‘The Strangers: Chapter 3’ Movie Review: Time-Wasting Finale Lacks Suspense And Reward

Photo from Lionsgate

From Jeremy Kibler

Experiments can sound great in conception, until the execution happens. Between 2024’s The Strangers: Chapter 1 and 2025’s The Strangers: Chapter 2, director Renny Harlin’s consecutively shot reboot trilogy now concludes with, you guessed it, The Strangers: Chapter 3. While the first film was a watchable if needless redo of Bryan Bertino’s spare, effective modern classic, the second was a feature-length chase with enough to recommend as just that. The finale, however, offers no such payoff in demystifying the titular strangers who used to be faceless. There’s also little reward for Madelaine Petsch getting put through the wringer and for us completists who have been hanging on for the past two years. Why are we here and was this all worth it? No, because the filmmakers didn’t bring it home. 

The film begins, three years prior, with a motel check-in where a young woman (Hannah Galway) obviously won’t be checking out. It’s the first and, frankly, last moment of genuine tension, although it does sincerely make one question how a dingy motel room (yet with a bath robe thrown in) can really cost $119 a night, not including a deposit.
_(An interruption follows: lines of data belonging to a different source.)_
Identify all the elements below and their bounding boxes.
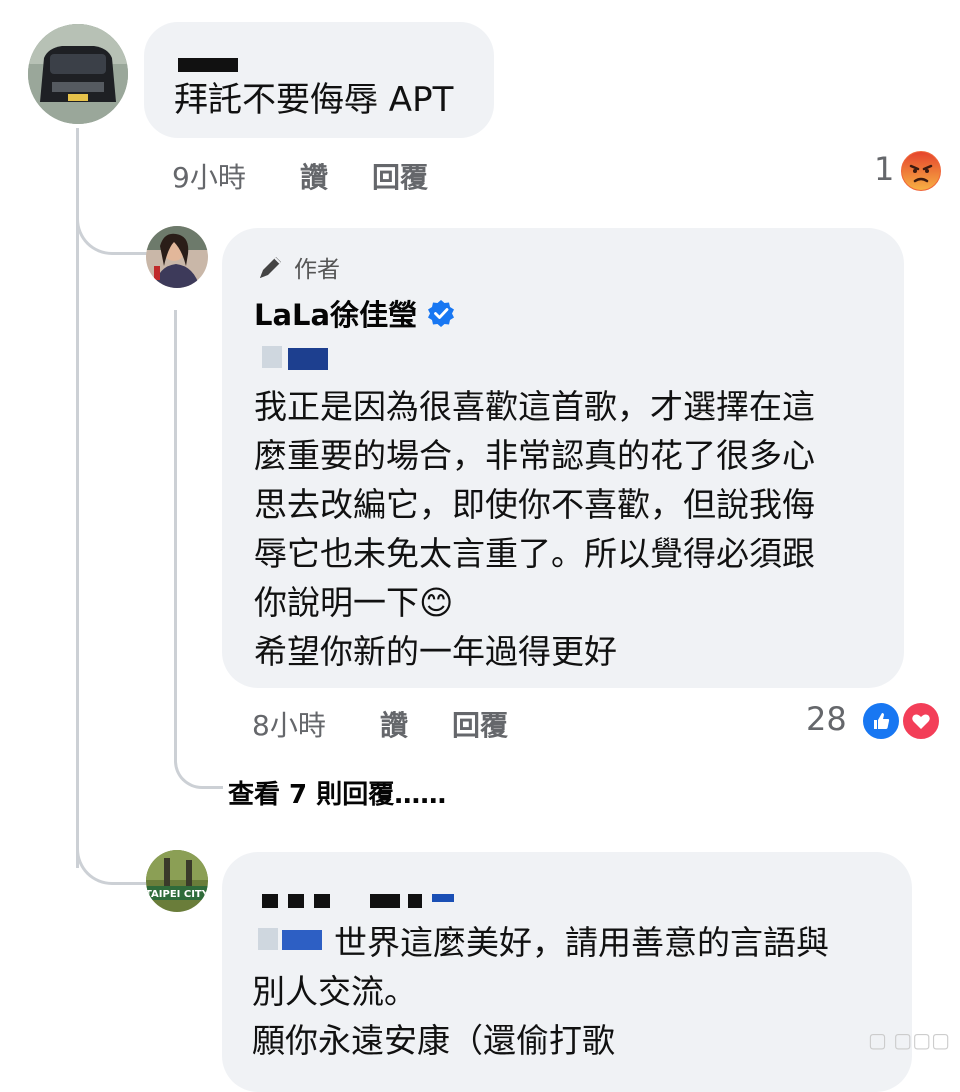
comment-line: 世界這麼美好，請用善意的言語與	[334, 923, 829, 962]
reply-button[interactable]: 回覆	[452, 704, 508, 744]
redacted-username	[432, 894, 454, 902]
reply-time[interactable]: 8小時	[252, 704, 326, 744]
thread-line	[76, 128, 79, 868]
redacted-username	[314, 894, 330, 908]
reply-line: 麼重要的場合，非常認真的花了很多心	[254, 436, 815, 475]
author-badge: 作者	[256, 250, 340, 284]
redacted-username	[288, 894, 304, 908]
redacted-mention	[262, 346, 282, 368]
view-replies-link[interactable]: 查看 7 則回覆……	[228, 774, 446, 811]
like-button[interactable]: 讚	[300, 156, 328, 196]
like-reaction-icon[interactable]	[860, 700, 902, 742]
redacted-username	[262, 894, 278, 908]
comment-line: 願你永遠安康（還偷打歌	[252, 1021, 615, 1060]
like-button[interactable]: 讚	[380, 704, 408, 744]
author-reply-bubble: 作者 LaLa徐佳瑩 我正是因為很喜歡這首歌，才選擇在這 麼重要的場合，非常認真…	[222, 228, 904, 688]
profile-photo-icon: TAIPEI CITY	[146, 850, 208, 912]
redacted-mention	[282, 930, 322, 950]
comment-line: 別人交流。	[252, 972, 417, 1011]
watermark: ▢ ▢▢▢	[868, 1028, 950, 1052]
reply-thread-branch	[174, 740, 223, 789]
reply-thread-line	[174, 310, 177, 750]
love-reaction-icon[interactable]	[900, 700, 942, 742]
reply-line: 思去改編它，即使你不喜歡，但說我侮	[254, 485, 815, 524]
author-name-text[interactable]: LaLa徐佳瑩	[254, 292, 417, 334]
thread-branch	[76, 820, 147, 885]
redacted-mention	[258, 928, 278, 950]
redacted-username	[370, 894, 400, 908]
author-avatar[interactable]	[146, 226, 208, 288]
redacted-username	[408, 894, 422, 908]
comment-time[interactable]: 9小時	[172, 156, 246, 196]
thread-branch	[76, 190, 147, 255]
author-badge-label: 作者	[294, 257, 340, 283]
comment-bubble: 世界這麼美好，請用善意的言語與 別人交流。 願你永遠安康（還偷打歌	[222, 852, 912, 1092]
reaction-count[interactable]: 1	[874, 150, 894, 188]
avatar-sign-text: TAIPEI CITY	[146, 889, 208, 900]
pen-icon	[260, 257, 281, 278]
verified-badge-icon	[428, 300, 455, 327]
profile-photo-icon	[146, 226, 208, 288]
car-photo-icon	[28, 24, 128, 124]
redacted-username	[178, 58, 238, 72]
avatar[interactable]	[28, 24, 128, 124]
comment-text: 拜託不要侮辱 APT	[174, 80, 454, 120]
reply-line: 你說明一下😊	[254, 583, 454, 622]
reply-button[interactable]: 回覆	[372, 156, 428, 196]
reaction-count[interactable]: 28	[806, 700, 847, 738]
reply-line: 希望你新的一年過得更好	[254, 632, 617, 671]
author-name[interactable]: LaLa徐佳瑩	[254, 292, 455, 334]
reply-line: 辱它也未免太言重了。所以覺得必須跟	[254, 534, 815, 573]
comment-bubble: 拜託不要侮辱 APT	[144, 22, 494, 138]
avatar[interactable]: TAIPEI CITY	[146, 850, 208, 912]
reply-line: 我正是因為很喜歡這首歌，才選擇在這	[254, 387, 815, 426]
redacted-mention	[288, 348, 328, 370]
angry-reaction-icon[interactable]	[898, 148, 944, 194]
Back to where The Strangers: Chapter 2 left off, it’s been a long couple of days for Maya (Petsch) in the minuscule town of Venus, Oregon. After she manages to kill Pin-Up/Shelly (Ema Horvath), the now-deceased stranger’s fellow strangers, Scarecrow and Dollface, form a new plan. Perhaps Maya can replace Pin-Up when she puts on the mask after a ride-along/kill-along and become complicit in their killing spree; as the saying goes, if you can’t stab them, join them. Meanwhile, Sheriff Rotter (always-sinister Richard Brake) is still suspicious as hell, but if and how he is involved with the surviving strangers can be left up to the viewer to discover. Chapter 3 also goes Psycho when Maya’s sister, Debbie (Rachel Shenton), comes looking for her, with her husband (George Young) and their driver/bodyguard (Miles Yekinni) in tow.

The Strangers: Chapter 3 flirts with taking big risks but then doesn’t hold up its end of the bargain by being paced at a sleepy crawl and, worse, feeling stretched too thin without psychological insight. There is a kernel of a fascinating idea that this particular chapter probes but frustratingly only dips its toes into before becoming yet another revenge story. To see a trauma victim possibly become a killer and join a group of serial killers, like an initiation that could turn into Stockholm syndrome, is a promising chance to take for any movie, let alone the third in a trilogy. That is the one intriguing direction that this particular chapter takes and then muddles it up with facile, inane, suspense-free backstories from Alan R. Cohen & Alan Freedland’s script. Like the handy definition of a “serial killer” is supposed to help us glean more understanding for their motivations. 

Resourceful and resilient as our final girl, Petsch was giving it her all in the previous two films. She still is, but much less is asked of her this time around, despite how physically and psychologically tortured Maya has been. She gets to make one smart escape, only to be forced to take a foolish step back. Stare, observe (sometimes behind a mask), and then act catatonic as if losing all sense of feeling and empathy, Petsch isn’t give the chance to do much more than that, and watching a magnetic performer become monotonous is not where we want to be. Maya’s final moments with her attackers should be more haunting than they really are; in fact, there should be more satisfaction than what we’re handed before the end credits. Everyone else in the cast gets to act suspicious, until the jig is up; Richard Brake and Gabriel Basso have looks that definitely kill, but they can only convince us of so much. 

Director Harlin does know how to choose an evocative needle drop (like Simon & Garfunkel’s “The Sound of Silence” and The Moody Blues’ “Nights in White Satin”), but any way you slice and dice it, this technically well-made entry is mostly a slog and a waste of time. Putsch has worked far harder than the script deserves, remaining the highlight and surviving this failed experiment that ends with a shrug. For all that Maya has gone through—her own personal hell—The Strangers: Chapter 3 just ends up the misguided final insult. And now that it’s all over, it can be confirmed that the existence of an entire trilogy was never justified. “Why are you doing this?” takes on a whole metal level.

Rating: 1.5/5

The Strangers: Chapter 3 is currently in theaters.